Back to the Bruins Beatdown. While you could look at Bergeron being the Leaf killer that day, it was Toronto who assisted him in the task. You never want to kick a guy when he’s down (but as Jerry reminded us, it’s way easier to you don’t have to lift your leg that high), but the Leafs of 2013 were not the mentally strong powerhouse of pure-uninhibited-in your face-talent that we see today. Phil Kessel’s confidence was the size of a gum ball being chewed and spit out by Randy Carlyle, Dion Phaneuf was supposedly the captain, Clarke MacArthur was ready to ride into the Kanata sunset, and my god Michael Grabovski was the second coming (went from 51 points in 11-12 to 16 points in 12-13, yikes.)

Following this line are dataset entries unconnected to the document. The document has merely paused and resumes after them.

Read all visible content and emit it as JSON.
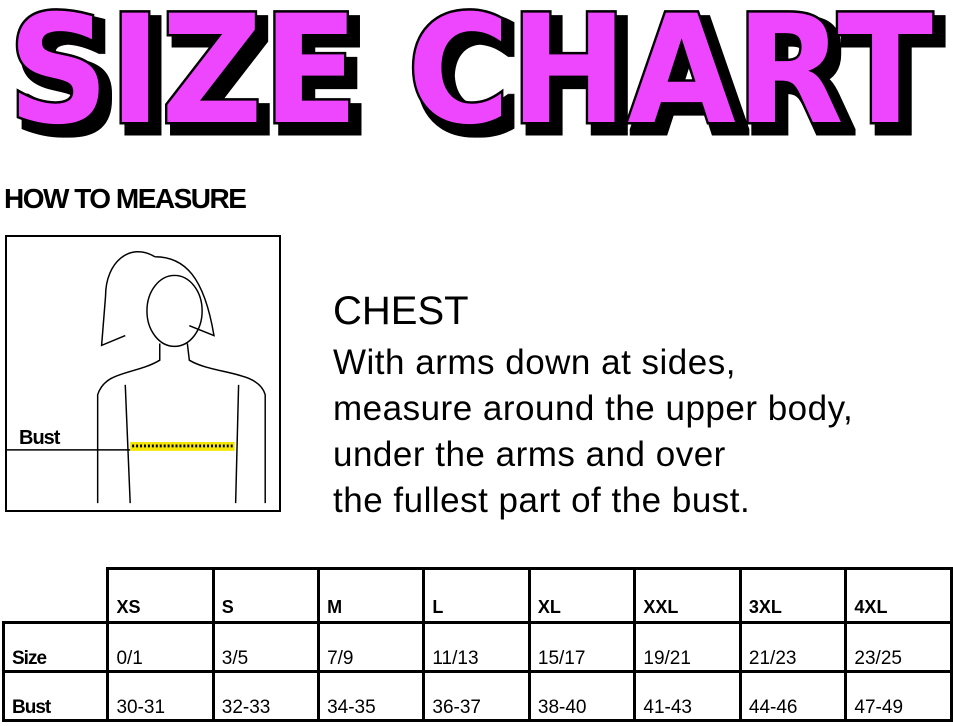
{
  "title": "SIZE CHART",
  "title_color": "#ee44ff",
  "how_to_measure": "HOW TO MEASURE",
  "figure": {
    "bust_label": "Bust",
    "tape_color": "#f5e600"
  },
  "chest": {
    "heading": "CHEST",
    "lines": [
      "With arms down at sides,",
      "measure around the upper body,",
      "under the arms and over",
      "the fullest part of the bust."
    ]
  },
  "table": {
    "columns": [
      "XS",
      "S",
      "M",
      "L",
      "XL",
      "XXL",
      "3XL",
      "4XL"
    ],
    "rows": [
      {
        "label": "Size",
        "values": [
          "0/1",
          "3/5",
          "7/9",
          "11/13",
          "15/17",
          "19/21",
          "21/23",
          "23/25"
        ]
      },
      {
        "label": "Bust",
        "values": [
          "30-31",
          "32-33",
          "34-35",
          "36-37",
          "38-40",
          "41-43",
          "44-46",
          "47-49"
        ]
      }
    ]
  }
}
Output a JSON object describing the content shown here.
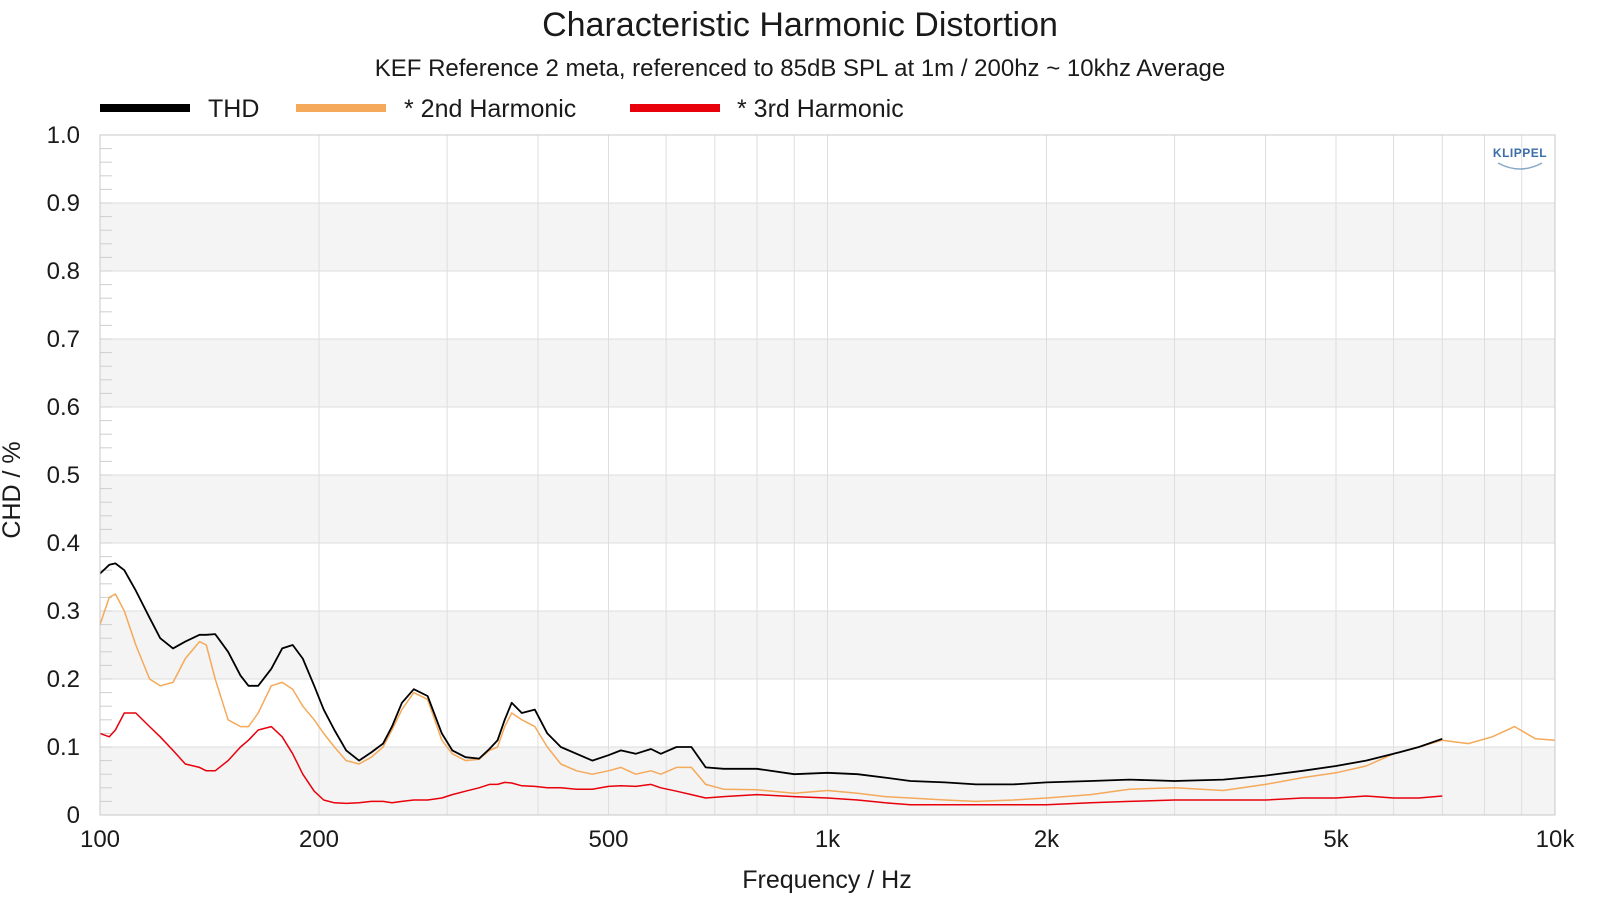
{
  "chart_data": {
    "type": "line",
    "title": "Characteristic Harmonic Distortion",
    "subtitle": "KEF Reference 2 meta, referenced to 85dB SPL at 1m / 200hz ~ 10khz Average",
    "xlabel": "Frequency / Hz",
    "ylabel": "CHD / %",
    "x_scale": "log",
    "xlim": [
      100,
      10000
    ],
    "ylim": [
      0,
      1.0
    ],
    "x_ticks": [
      {
        "value": 100,
        "label": "100"
      },
      {
        "value": 200,
        "label": "200"
      },
      {
        "value": 500,
        "label": "500"
      },
      {
        "value": 1000,
        "label": "1k"
      },
      {
        "value": 2000,
        "label": "2k"
      },
      {
        "value": 5000,
        "label": "5k"
      },
      {
        "value": 10000,
        "label": "10k"
      }
    ],
    "y_ticks": [
      {
        "value": 0,
        "label": "0"
      },
      {
        "value": 0.1,
        "label": "0.1"
      },
      {
        "value": 0.2,
        "label": "0.2"
      },
      {
        "value": 0.3,
        "label": "0.3"
      },
      {
        "value": 0.4,
        "label": "0.4"
      },
      {
        "value": 0.5,
        "label": "0.5"
      },
      {
        "value": 0.6,
        "label": "0.6"
      },
      {
        "value": 0.7,
        "label": "0.7"
      },
      {
        "value": 0.8,
        "label": "0.8"
      },
      {
        "value": 0.9,
        "label": "0.9"
      },
      {
        "value": 1.0,
        "label": "1.0"
      }
    ],
    "grid": true,
    "legend_position": "top-left",
    "logo": "KLIPPEL",
    "series": [
      {
        "name": "THD",
        "color": "#000000",
        "x": [
          100,
          103,
          105,
          108,
          112,
          117,
          121,
          126,
          131,
          137,
          140,
          144,
          150,
          156,
          160,
          165,
          172,
          178,
          184,
          190,
          197,
          203,
          210,
          218,
          227,
          236,
          245,
          252,
          260,
          270,
          282,
          295,
          305,
          318,
          332,
          343,
          352,
          360,
          368,
          380,
          396,
          412,
          430,
          452,
          475,
          500,
          520,
          545,
          572,
          590,
          620,
          650,
          680,
          720,
          800,
          900,
          1000,
          1100,
          1200,
          1300,
          1450,
          1600,
          1800,
          2000,
          2300,
          2600,
          3000,
          3500,
          4000,
          4500,
          5000,
          5500,
          6000,
          6500,
          7000
        ],
        "y": [
          0.355,
          0.368,
          0.37,
          0.36,
          0.33,
          0.29,
          0.26,
          0.245,
          0.255,
          0.265,
          0.265,
          0.266,
          0.24,
          0.205,
          0.19,
          0.19,
          0.215,
          0.245,
          0.25,
          0.23,
          0.19,
          0.155,
          0.125,
          0.095,
          0.08,
          0.092,
          0.105,
          0.13,
          0.165,
          0.185,
          0.175,
          0.12,
          0.095,
          0.085,
          0.083,
          0.097,
          0.11,
          0.14,
          0.165,
          0.15,
          0.155,
          0.12,
          0.1,
          0.09,
          0.08,
          0.088,
          0.095,
          0.09,
          0.097,
          0.09,
          0.1,
          0.1,
          0.07,
          0.068,
          0.068,
          0.06,
          0.062,
          0.06,
          0.055,
          0.05,
          0.048,
          0.045,
          0.045,
          0.048,
          0.05,
          0.052,
          0.05,
          0.052,
          0.058,
          0.065,
          0.072,
          0.08,
          0.09,
          0.1,
          0.112
        ]
      },
      {
        "name": "* 2nd Harmonic",
        "color": "#f5a95a",
        "x": [
          100,
          103,
          105,
          108,
          112,
          117,
          121,
          126,
          131,
          137,
          140,
          144,
          150,
          156,
          160,
          165,
          172,
          178,
          184,
          190,
          197,
          203,
          210,
          218,
          227,
          236,
          245,
          252,
          260,
          270,
          282,
          295,
          305,
          318,
          332,
          343,
          352,
          360,
          368,
          380,
          396,
          412,
          430,
          452,
          475,
          500,
          520,
          545,
          572,
          590,
          620,
          650,
          680,
          720,
          800,
          900,
          1000,
          1100,
          1200,
          1300,
          1450,
          1600,
          1800,
          2000,
          2300,
          2600,
          3000,
          3500,
          4000,
          4500,
          5000,
          5500,
          6000,
          6500,
          7000,
          7600,
          8200,
          8800,
          9400,
          10000
        ],
        "y": [
          0.28,
          0.32,
          0.325,
          0.3,
          0.25,
          0.2,
          0.19,
          0.195,
          0.23,
          0.255,
          0.25,
          0.2,
          0.14,
          0.13,
          0.13,
          0.15,
          0.19,
          0.195,
          0.185,
          0.16,
          0.14,
          0.12,
          0.1,
          0.08,
          0.075,
          0.085,
          0.1,
          0.125,
          0.155,
          0.18,
          0.17,
          0.11,
          0.09,
          0.08,
          0.082,
          0.095,
          0.1,
          0.13,
          0.15,
          0.14,
          0.13,
          0.1,
          0.075,
          0.065,
          0.06,
          0.065,
          0.07,
          0.06,
          0.065,
          0.06,
          0.07,
          0.07,
          0.045,
          0.038,
          0.037,
          0.032,
          0.036,
          0.032,
          0.027,
          0.025,
          0.022,
          0.02,
          0.022,
          0.025,
          0.03,
          0.038,
          0.04,
          0.036,
          0.045,
          0.055,
          0.062,
          0.072,
          0.09,
          0.1,
          0.11,
          0.105,
          0.115,
          0.13,
          0.112,
          0.11
        ]
      },
      {
        "name": "* 3rd Harmonic",
        "color": "#e8000b",
        "x": [
          100,
          103,
          105,
          108,
          112,
          117,
          121,
          126,
          131,
          137,
          140,
          144,
          150,
          156,
          160,
          165,
          172,
          178,
          184,
          190,
          197,
          203,
          210,
          218,
          227,
          236,
          245,
          252,
          260,
          270,
          282,
          295,
          305,
          318,
          332,
          343,
          352,
          360,
          368,
          380,
          396,
          412,
          430,
          452,
          475,
          500,
          520,
          545,
          572,
          590,
          620,
          650,
          680,
          720,
          800,
          900,
          1000,
          1100,
          1200,
          1300,
          1450,
          1600,
          1800,
          2000,
          2300,
          2600,
          3000,
          3500,
          4000,
          4500,
          5000,
          5500,
          6000,
          6500,
          7000
        ],
        "y": [
          0.12,
          0.115,
          0.125,
          0.15,
          0.15,
          0.13,
          0.115,
          0.095,
          0.075,
          0.07,
          0.065,
          0.065,
          0.08,
          0.1,
          0.11,
          0.125,
          0.13,
          0.115,
          0.09,
          0.06,
          0.035,
          0.022,
          0.018,
          0.017,
          0.018,
          0.02,
          0.02,
          0.018,
          0.02,
          0.022,
          0.022,
          0.025,
          0.03,
          0.035,
          0.04,
          0.045,
          0.045,
          0.048,
          0.047,
          0.043,
          0.042,
          0.04,
          0.04,
          0.038,
          0.038,
          0.042,
          0.043,
          0.042,
          0.045,
          0.04,
          0.035,
          0.03,
          0.025,
          0.027,
          0.03,
          0.027,
          0.025,
          0.022,
          0.018,
          0.015,
          0.015,
          0.015,
          0.015,
          0.015,
          0.018,
          0.02,
          0.022,
          0.022,
          0.022,
          0.025,
          0.025,
          0.028,
          0.025,
          0.025,
          0.028
        ]
      }
    ]
  }
}
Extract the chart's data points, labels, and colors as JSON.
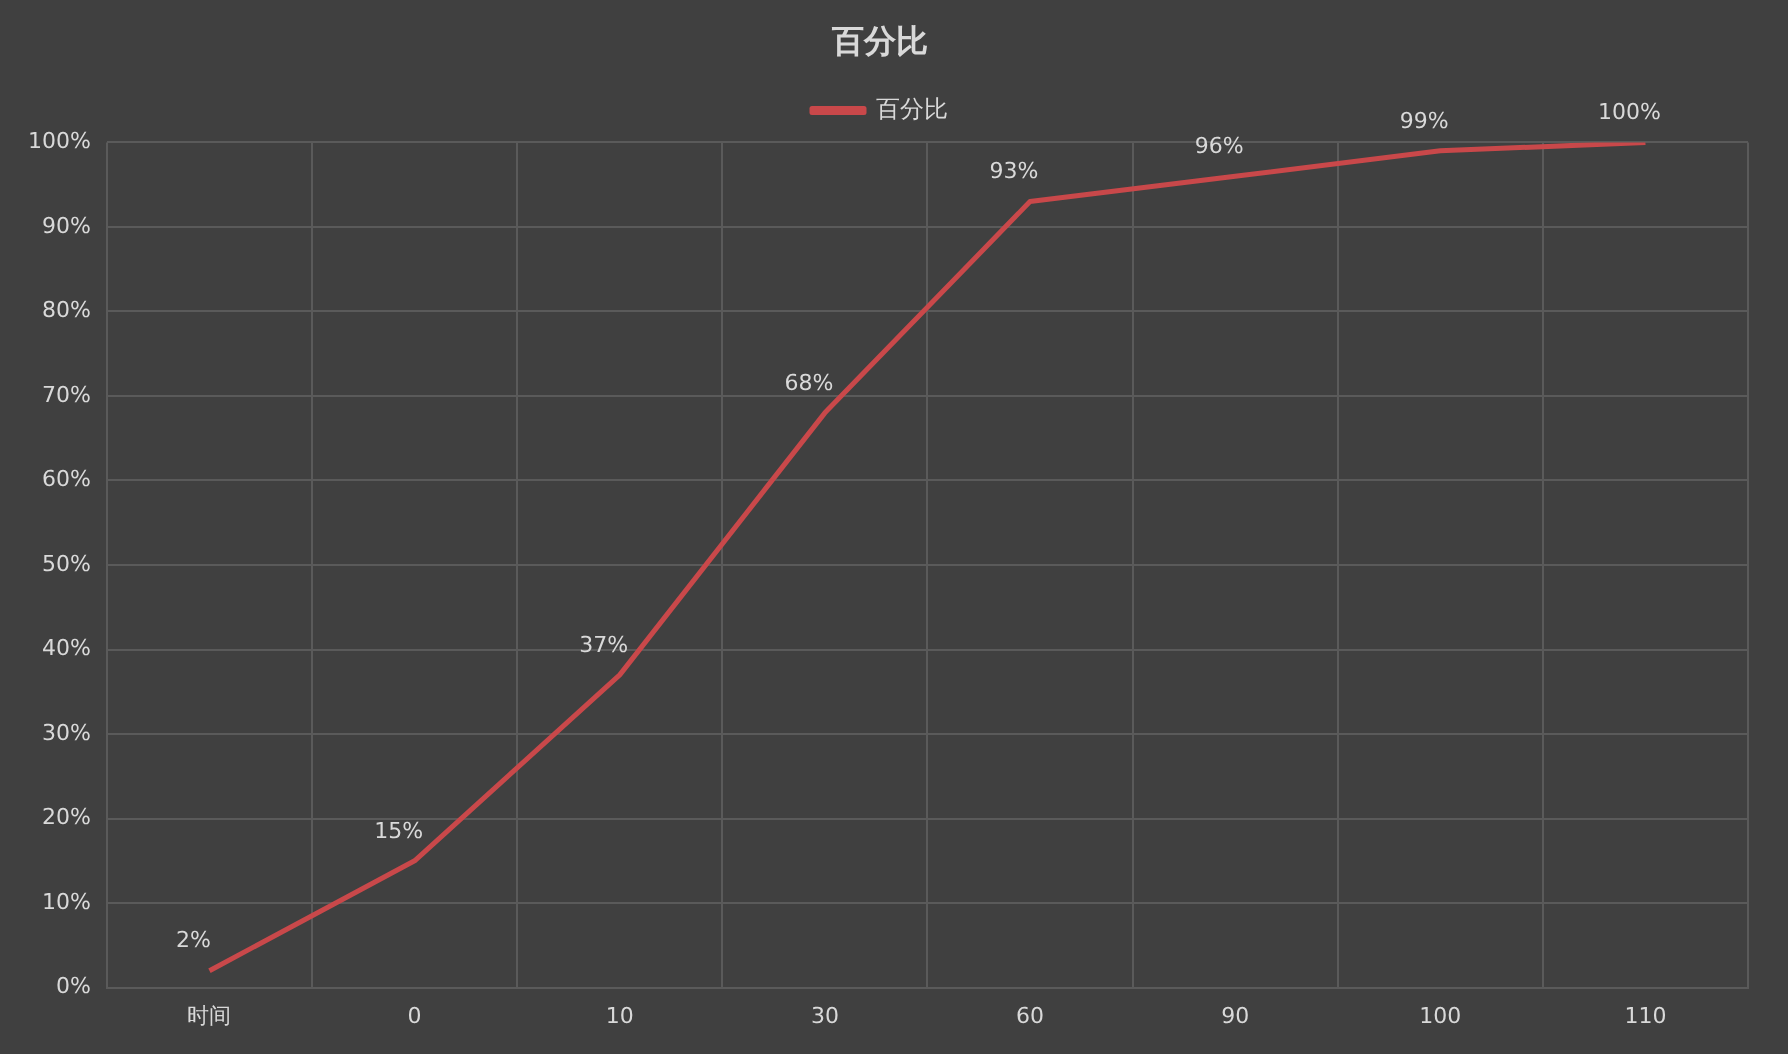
{
  "chart_data": {
    "type": "line",
    "title": "百分比",
    "categories": [
      "时间",
      "0",
      "10",
      "30",
      "60",
      "90",
      "100",
      "110"
    ],
    "series": [
      {
        "name": "百分比",
        "color": "#c9484a",
        "values": [
          2,
          15,
          37,
          68,
          93,
          96,
          99,
          100
        ],
        "value_labels": [
          "2%",
          "15%",
          "37%",
          "68%",
          "93%",
          "96%",
          "99%",
          "100%"
        ]
      }
    ],
    "ylim": [
      0,
      100
    ],
    "yticks": [
      {
        "value": 0,
        "label": "0%"
      },
      {
        "value": 10,
        "label": "10%"
      },
      {
        "value": 20,
        "label": "20%"
      },
      {
        "value": 30,
        "label": "30%"
      },
      {
        "value": 40,
        "label": "40%"
      },
      {
        "value": 50,
        "label": "50%"
      },
      {
        "value": 60,
        "label": "60%"
      },
      {
        "value": 70,
        "label": "70%"
      },
      {
        "value": 80,
        "label": "80%"
      },
      {
        "value": 90,
        "label": "90%"
      },
      {
        "value": 100,
        "label": "100%"
      }
    ],
    "grid": true,
    "legend": "top",
    "marker": "none",
    "line_style": "solid"
  }
}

2018 could not be more different. Mike Babcock. Brendan Shanahan. Lou Lamorello. Auston Matthews. William Nylander. Patrick Marleau. Mitch Marner. JVR. Morgan Rielly. Freddie Andersen. To name a few. Most of these kids were basically playing junior hockey and sipping slush puppies at the rink when the Leafs collapsed 5 years ago. They don’t know that pain because they’re too damn good (and young). Even their quotes in the media barely address the first round against Boston (mostly because the Bruins had a chance to win the Atlantic on Sunday night against Florida and let that slip away against a non-playoff team, sad), but also because these kids are in it for a greater goal this year. They went the distance (6 games, 5 in OT) against Alexander Ovechkin and the Capitals, which was an accomplishment enough based on the strength and expectations of Barry Trotz’s group (but according to PFT, this year, not last year, is “our year”), and now the buds are smelling blood in the water and believe they can go further.

Toronto won the season series 3-1 against the Bruins this year, with all three victories coming without former 1st overall pick Auston Matthews. They’re fast, young and healthy. Offense is a huge upside, as is goaltending. Defense is a little suspect, something that isn’t the case for the Bruins who have allowed the 4th fewest goals in the NHL this year. B’s have consistently been able to win despite key injuries, they can score, they’re physical, Bergeron and Marchand are playing lights out, and let’s not forget the number of young guns they have wearing the crest. The worst part about the new NHL playoffs is that these two teams are facing each other so early, a match-up that could easily be in the 2nd round based on record and skill.

Bruins are the favorite. But if any Leafs team is going to avenge the Collapse of 2013, it’s this group. This time I can only hope for the action to be limited to the electric chair and not the bathroom.